По правде сказать, я многого не знаю, — признается он. — Например, о смерти моей матери. Была ли она мертва, когда я прибыл сюда? Или умерла потом? В том смысле, чтобы уже можно было похоронить. Не знаю. Возможно, ее еще не хоронили. Но как бы то ни было, я нахожусь в ее комнате. Сплю в ее кровати. Хожу в ее горшок. Я занял ее место. И, наверное, становлюсь похож на нее все больше и больше. Единственное, чего мне не хватает, чтобы походить на мать, — это сын. Возможно, где-то у меня есть сын. Думаю, что нет. Он стал бы сейчас уже стариком, почти таким же, как я.
(Моллой, 3–4)
Как справедливо отмечает А. Тальяферри,
женские персонажи трилогии олицетворяют собой этапы постижения фемининности, которые проходит беккетовский герой на сказочном пути к Великой Матери; примечательно поэтому, что у Моллоя, стремящегося покинуть дом Лусс, складывается впечатление, что «его уход не окончателен» и что он может повлечь за собой, как это происходит у Вико, возвращение в ту точку, откуда он намеревался отправиться в путь [123].

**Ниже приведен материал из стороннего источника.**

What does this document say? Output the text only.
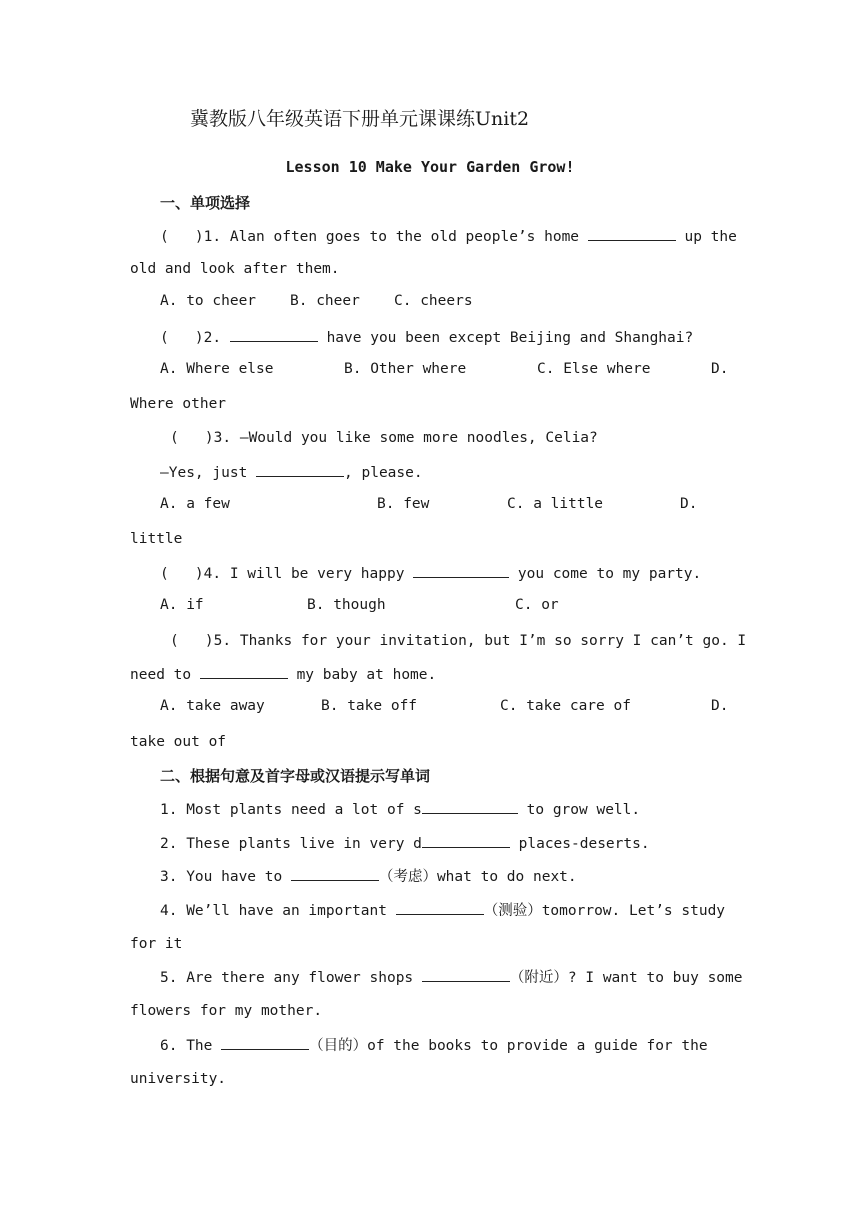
冀教版八年级英语下册单元课课练Unit2
Lesson 10 Make Your Garden Grow!
一、单项选择
(   )1. Alan often goes to the old people’s home	up the
old and look after them.
A. to cheer B. cheer C. cheers
(   )2.	have you been except Beijing and Shanghai?
A. Where else	B. Other where	C. Else where	D.
Where other
(   )3. —Would you like some more noodles, Celia?
—Yes, just	, please.
A. a few	B. few	C. a little	D.
little
(   )4. I will be very happy	you come to my party.
A. if	B. though	C. or
(   )5. Thanks for your invitation, but I’m so sorry I can’t go. I
need to	my baby at home.
A. take away	B. take off	C. take care of	D.
take out of
二、根据句意及首字母或汉语提示写单词
1. Most plants need a lot of s	to grow well.
2. These plants live in very d	places-deserts.
3. You have to	（考虑）what to do next.
4. We’ll have an important	（测验）tomorrow. Let’s study
for it
5. Are there any flower shops	（附近）? I want to buy some
flowers for my mother.
6. The	（目的）of the books to provide a guide for the
university.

Линейность исторического процесса превращается у Беккета в замкнутость архетипического бытия.
Любопытно, что в поэтический период своего творчества Хармс рассматривал круг как совершенную фигуру, в которой отражается целостность первоначального бытия. Здесь прослеживается определенная связь с алхимической традицией, ведь для алхимиков Адам, Первоначальный Человек, является гермафродитом, заточенным в Физис, в неупорядоченную, хаотическую массу бытия. «Это сферический, то есть совершенный человек, появляющийся в начале и в конце времен, выступающий началом и концом человека как такового. Это целостность человека, находящаяся по ту сторону разделения полов и достижимая лишь путем воссоединения мужского и женского» [124], — пишет Юнг. В одном из незаконченных стихотворений Хармса появляется гностик, в уста которого поэт вкладывает следующие слова:
Гностик: Я закрываю глаза [125]на всякое дело,
не помеченное в нашей книге Иисуса Христа.
И если девы показывают свои голые тела,
то пусть глядят на них глаза невольников Сатаны
но мои глаза будут глядеть на юношей
стоящих по форме торжественных букв
из которых слагается рыба.
(Псс—1, 317)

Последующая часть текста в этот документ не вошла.